RuntimeError: Trying to backward through the graph a second time. Reinforcement learning - DDPG

Hi,

I’m having the following issue in the second batch:

Traceback (most recent call last):
  File "NOT_REAL_PATH\train.py"", line 88, in <module>
    agent_log = agent.observe(observation, reward)
  File "NOT_REAL_PATH\agents\ddpg.py"", line 142, in observe
    return self.update()
  File "NOT_REAL_PATH\agents\ddpg.py"", line 164, in update
    q_loss.backward()
  File "NOT_REAL_ENV_PATH\lib\site-packages\torch\_tensor.py", line 488, in backward
    torch.autograd.backward(
  File "NOT_REAL_ENV_PATH\lib\site-packages\torch\autograd\__init__.py", line 197, in backward
    Variable._execution_engine.run_backward(  # Calls into the C++ engine to run the backward pass
RuntimeError: Trying to backward through the graph a second time (or directly access saved tensors after they have already been freed).
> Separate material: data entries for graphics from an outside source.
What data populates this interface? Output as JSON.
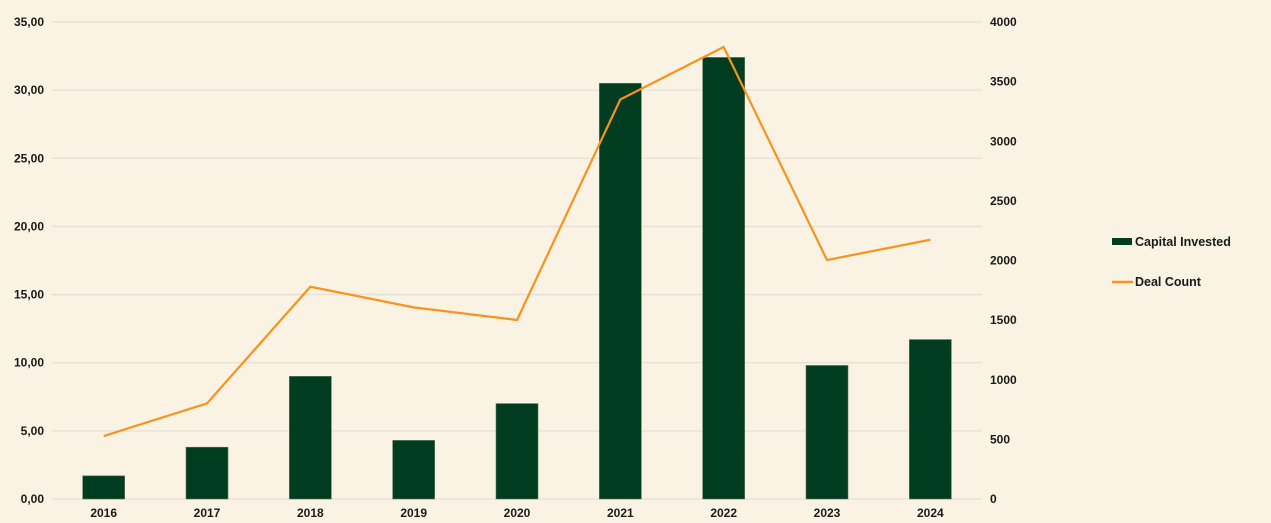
{
  "chart_data": {
    "type": "bar+line",
    "title": "",
    "xlabel": "",
    "ylabel": "",
    "categories": [
      "2016",
      "2017",
      "2018",
      "2019",
      "2020",
      "2021",
      "2022",
      "2023",
      "2024"
    ],
    "series": [
      {
        "name": "Capital Invested",
        "type": "bar",
        "axis": "left",
        "color": "#003d20",
        "values": [
          1.7,
          3.8,
          9.0,
          4.3,
          7.0,
          30.5,
          32.4,
          9.8,
          11.7
        ]
      },
      {
        "name": "Deal Count",
        "type": "line",
        "axis": "right",
        "color": "#f7931e",
        "values": [
          528,
          802,
          1780,
          1607,
          1501,
          3351,
          3790,
          2004,
          2174
        ]
      }
    ],
    "y_left": {
      "range": [
        0,
        35
      ],
      "ticks": [
        "0,00",
        "5,00",
        "10,00",
        "15,00",
        "20,00",
        "25,00",
        "30,00",
        "35,00"
      ]
    },
    "y_right": {
      "range": [
        0,
        4000
      ],
      "ticks": [
        "0",
        "500",
        "1000",
        "1500",
        "2000",
        "2500",
        "3000",
        "3500",
        "4000"
      ]
    },
    "grid": true,
    "legend": "right",
    "background": "#faf2e2"
  }
}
Saved intermediate values of the graph are freed when you call .backward() or autograd.grad(). Specify retain_graph=True if you need to backward through the graph a second time or if you need to access saved tensors after calling backward.

Process finished with exit code 1

I’m trying to implement Deep Deterministic Policy Gradient as explained here.

Here’s my code:

    def __init__(...):
        ...
        self.Q_loss = torch.nn.MSELoss(reduction='mean')
        ...

    def update(self):
        cumulative_q_loss = 0
        cumulative_q = 0
        dataloader = self.replay_buffer.getDataloader(self.config.replay_buffer['sample_size'])
        for i, batch in enumerate(dataloader):
            states, actions, next_states, rewards = batch

            if i > self.config.replay_buffer['update_steps']:
                break

            # Critic update
            self.critic_optimizer.zero_grad()

            target_policy = self.target_actor(next_states)
            y = rewards + self.gamma * self.target_critic(torch.cat((next_states, target_policy), dim=1)).squeeze()

            q_loss = self.Q_loss(self.critic(torch.cat((states, actions), dim=1)).squeeze(), y)

            q_loss.backward()
            self.critic_optimizer.step()

            cumulative_q_loss += float(q_loss.detach().cpu())

            # Actor update
            self.actor_optimizer.zero_grad()

            policy = self.actor(states)
            negative_q = -torch.mean(self.critic(torch.cat((states, policy), dim=1)))

            negative_q.backward()
            self.actor_optimizer.step()

            cumulative_q += float(-negative_q.detach().cpu())

            # update target networks
            self.polyak_update(self.critic, self.target_critic)
            self.polyak_update(self.actor, self.target_actor)

        return {'mean_q_loss': cumulative_q_loss / self.config.replay_buffer['update_steps'],
                'mean_q': cumulative_q / self.config.replay_buffer['update_steps']}

    def polyak_update(self, network, target_network):
        """
        A weighted average between two sets of parameters.
        :param network: torch.nn.Module
        :param target_network: torch.nn.Module
        :return:
        """
        tau = self.config.tau

        with torch.no_grad():
            for parameter, parameter_target in zip(network.parameters(), target_network.parameters()):
                # We use an in-place operations "mul_", "add_" to update target
                # params, as opposed to "mul" and "add", which would make new tensors.
                parameter_target.data.mul_(1 - tau)
                parameter_target.data.add_(tau * parameter.data)

So the error says I’m trying to backward for a second time. I feel like I’ve zeroed out the gradients correctly, the input data is changed every batch so I’m not using that twice.

Thanks in advance and happy new year!

Should anyone finds this useful, the solution is to act without saving gradients:

with torch.no_grad():
    action = self.actor(state)

Then the action tensor will not require a gradient, and will be saved in the replay buffer like that. And it’s important that the input variables when updating have requires_grad=False, as I understand.